It was a starry, starry opening-night: Chita Rivera and Stockard Channing, The Rink link together again if fleetingly; Scott Ellis, who roller-skated in The Rink and now directs; Les Liaisons Dangereuses' Jessica Collins; composer Maury Yeston whose Death Takes a Holiday has been reportedly dated for Roundabout for next fall; Gay Talese; Shrek helmsman Jason Moore; giddy Julie White; another Julie — Dale — with husband Jim, a good Joe Egg Tony nominee for Roundabout; Anne Kaufman Schneider; playwright Nicky Silver, who also worked 42nd Street this fall with his Three Changes at Playwrights Horizons; Jayne Atkinson and son; Barbara Walters; Margaret Colin, who co-starred seven years ago in Roundabout's Speaking in Tongues ("I'm just gossiping on 'Gossip Girl' now," she updated); Hallie Foote and her director, Michael Wilson, fresh from Dividing the Estate rehearsals; Byron Jennings; playwright Warren Leight, whose Tony-winning Roundabout play, Side Man, is getting an original-cast benefit reading Nov. 10 at New World Stages; choreographers-directors-and-best friends Kathleen Marshall and Rob Ashford, Urinetown author Greg Kotis who's telling The Truth About Santa Claus (his latest opus) and a turbaned Jessye Norman.
|photos by Aubrey Reuben|
Jill Clayburgh and Lily Rabe struck their mother-daughter poses for the paparazzi. The latter has just finished a TV pilot — on the advice and example of Mom, who is raking in a lot of "Dirty Sexy Money" these days. . . . Another flash-popping frenzy was set off when Cynthia Nixon and Chris Noth, late of the much-lamented "Sex and the City," hit the red carpet at the same time. He heads the show Hughes is now directing at the Atlantic Theater Company, Farragut North. . . . Harvey Evans, escorting Barbara Cook as usual, said he's embroiled pretty heavily, if behind the scenes, in the salute to choreographer Jack Cole happening Oct. 13 at 7:30 at Symphony Space. Roundabout's last Sir Thomas More (from East 17th St.), Philip Bosco, opted not to attend, having been there, done that and got the XL T-shirt, but sent his lovely other-half, "Pinkie," and their granddaughter, catchily called Jenna Bosco, a looker and stage-bound. . . . Elaine Stritch, in her Stanley Steamer scene-stealing get-up, and her publicist of 50-plus years, Liz Smith, missed connections at the door but united at their seats inside. . . . Improbably, pianist Cohsan Nveyen came with producer Brian Grazer, hair spiked in the extreme, looking like he'd just stepped out from the hair dryer at Young Frankenstein. On Dec. 5, Grazer will release the much-anticipated "Frost/Nixon," his (and director Ron Howard's) perpetuation of Langella's 2007 triumph and an equally brilliant portrayal of David Frost by Michael Sheen.
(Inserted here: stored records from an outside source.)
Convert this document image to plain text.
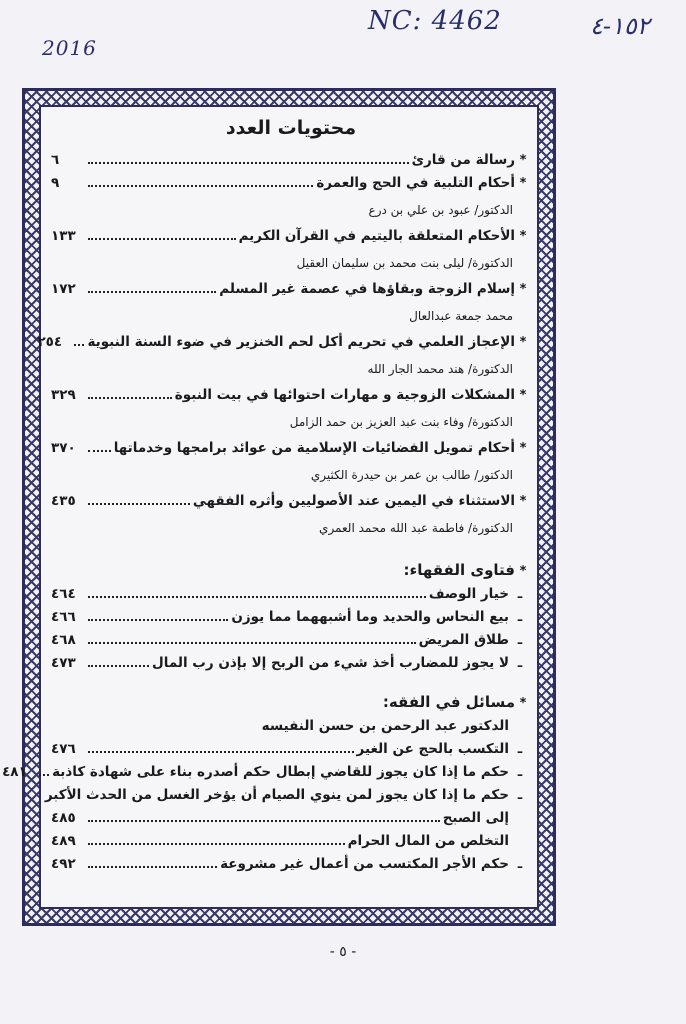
2016
NC: 4462	١٥٢-٤
محتويات العدد
*
رسالة من قارئ
٦
*
أحكام التلبية في الحج والعمرة
٩
الدكتور/ عبود بن علي بن درع
*
الأحكام المتعلقة باليتيم في القرآن الكريم
١٣٣
الدكتورة/ ليلى بنت محمد بن سليمان العقيل
*
إسلام الزوجة وبقاؤها في عصمة غير المسلم
١٧٢
محمد جمعة عبدالعال
*
الإعجاز العلمي في تحريم أكل لحم الخنزير في ضوء السنة النبوية
٢٥٤
الدكتورة/ هند محمد الجار الله
*
المشكلات الزوجية و مهارات احتوائها في بيت النبوة
٣٢٩
الدكتورة/ وفاء بنت عبد العزيز بن حمد الزامل
*
أحكام تمويل الفضائيات الإسلامية من عوائد برامجها وخدماتها
٣٧٠
الدكتور/ طالب بن عمر بن حيدرة الكثيري
*
الاستثناء في اليمين عند الأصوليين وأثره الفقهي
٤٣٥
الدكتورة/ فاطمة عبد الله محمد العمري
*
فتاوى الفقهاء:
ـ
خيار الوصف
٤٦٤
ـ
بيع النحاس والحديد وما أشبههما مما يوزن
٤٦٦
ـ
طلاق المريض
٤٦٨
ـ
لا يجوز للمضارب أخذ شيء من الربح إلا بإذن رب المال
٤٧٣
*
مسائل في الفقه:
الدكتور عبد الرحمن بن حسن النفيسه
ـ
التكسب بالحج عن الغير
٤٧٦
ـ
حكم ما إذا كان يجوز للقاضي إبطال حكم أصدره بناء على شهادة كاذبة
٤٨١
ـ
حكم ما إذا كان يجوز لمن ينوي الصيام أن يؤخر الغسل من الحدث الأكبر
إلى الصبح
٤٨٥
التخلص من المال الحرام
٤٨٩
ـ
حكم الأجر المكتسب من أعمال غير مشروعة
٤٩٢
- ٥ -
Director Hughes had his distaff support-system — mom (actress Helen Stenborg) on the left, fianceé (actress Kate Jennings Grant) on the right — well in place. "I was really thrilled," said Stenborg, even if she did say so herself (a mother's prerogative), "and I just kept thinking how pleased Doug's dad, Barney [Tony-winning actor Barnard Hughes] would have been. I thought it was just a terrific production, everything about it. I don't know if I can be truly objective, but I think I can."
Grant made no pretense at objectivity. She just finished being Bette in The Marriage of Bette and Boo and has a movie with Catherine Zeta-Jones coming out next year called "The Rebound." Of imminent interest: "I'm in 'Frost/Nixon' with Mr. Langella, playing Diane Sawyer. I saw a screening Frank had last week. It's extraordinarily gripping. Those are two incredible performances that are going to be recognized later in the year, I have a funny feeling. It translates so well to the screen." One Herculean hurdle right off is that Peter Morgan expanded his play of 13 characters five-fold. Among the new additional characters is Pat Nixon, played by Patty McCormack, the original Rhoda of "The Bad Seed," and, insists Grant, "she's fabulous!"
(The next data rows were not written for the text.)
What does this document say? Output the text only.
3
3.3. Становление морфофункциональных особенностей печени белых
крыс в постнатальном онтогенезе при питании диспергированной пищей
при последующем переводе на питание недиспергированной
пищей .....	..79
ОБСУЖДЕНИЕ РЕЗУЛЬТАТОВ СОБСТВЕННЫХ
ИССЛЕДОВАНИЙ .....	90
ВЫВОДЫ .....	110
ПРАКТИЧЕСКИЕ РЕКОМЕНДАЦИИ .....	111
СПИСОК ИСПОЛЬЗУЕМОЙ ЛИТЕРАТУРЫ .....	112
Page's wife, actress Paige Davis — she lets me call her by her married name, Paige Page — caught a preview performance earlier because she had a wonderful reason for missing his Broadway opening: She had one of her own, replacing Kathryn Hahn as Gloria, the American stewardess in Boeing-Boeing. "It was crazy," she gushed rather windedly, "I mean, the play itself is crazy. It's a very fast train, and you just have to get on and hope you stay on. Some of that's good because your co-stars are helping to lead the way — they've all been doing it for quite a while — but some of it's bad because they're going much faster than feels comfortable at any given moment for me. Happily, I wasn't alone. Rebecca Gayheart also opened tonight. She went in for Gina Gershon tonight as Gabriella the Italian. Missi Pyle and Gregg Germann went in a few weeks ago." Of the original cast, only Christine Baranski and Tony-winning Mark Rylance remain at their posts. Jay O. Sanders was able to make the opening to support wife Maryann Plunkett's work as the play's almost forgotten woman, Mrs. More — primarily because he's on a film roll now: "I'm doing one in Boston right now with Mel Gibson called 'Edge of Darkness,' and I have one opening Dec. 26 with Kate Winslet and Leonardo DiCaprio called 'Revolutionary Road.'"
Winslet's son in "Finding Neverland," Freddie Highmore, is "the young Lonny Price" that the old(er) Lonny Price found for his all-caps title role in the film version of Athol Fugard's Tony-nominated play, MASTER HAROLD . . . and the boys. Ving Rhames of "Pulp Fiction" will play one of the lower-case (Danny Glover and Zakes Mokae in the original 1982 play). Price directed Glover in the 1982 Broadway revival, and this will mark his feature-film debut as a director. "The rest of the cast will be South African actors," he said, naming no names. "I'm going over the casting next week. Filming stars in November, and Nelle Nugent is going to be one of the producers."
Another Jay — actor-comedian Jay Russell, who just wrapped up a mass of characters at the Irish Rep in the manic, mini-scaled Around the World in 80 Days — said he was headed to Long Wharf for more of the same, but first: "I'm also doing a show at NAMT about Lucy and Desi called The Cuban and the Redhead. We started rehearsals this morning for it." It will be presented at New World Stages at the National Alliance for Musical Theatre's 20th annual festival Oct. 20 and 21. Then he heads for Long Wharf to join Drew McVety and Guy Atkins for the world premiere of a Paula Vogel play called A Civil War Christmas, directed by Wig-Out's Tina Landau. "I play Abraham Lincoln, among other roles," crowed the long and lanky actor. "It's about Christmas in 1864, right before Lincoln gets assassinated. It's about my relationship with Mary Todd Lincoln, who's a little bonkers. It should be fun."
Hangar 1, the official opening night vodka of Roundabout, provided a fruity little concoction for the party called "Sir Thomas More-tini." After three or four of them, you go to the bar and say, "Please, sir, can I have More?"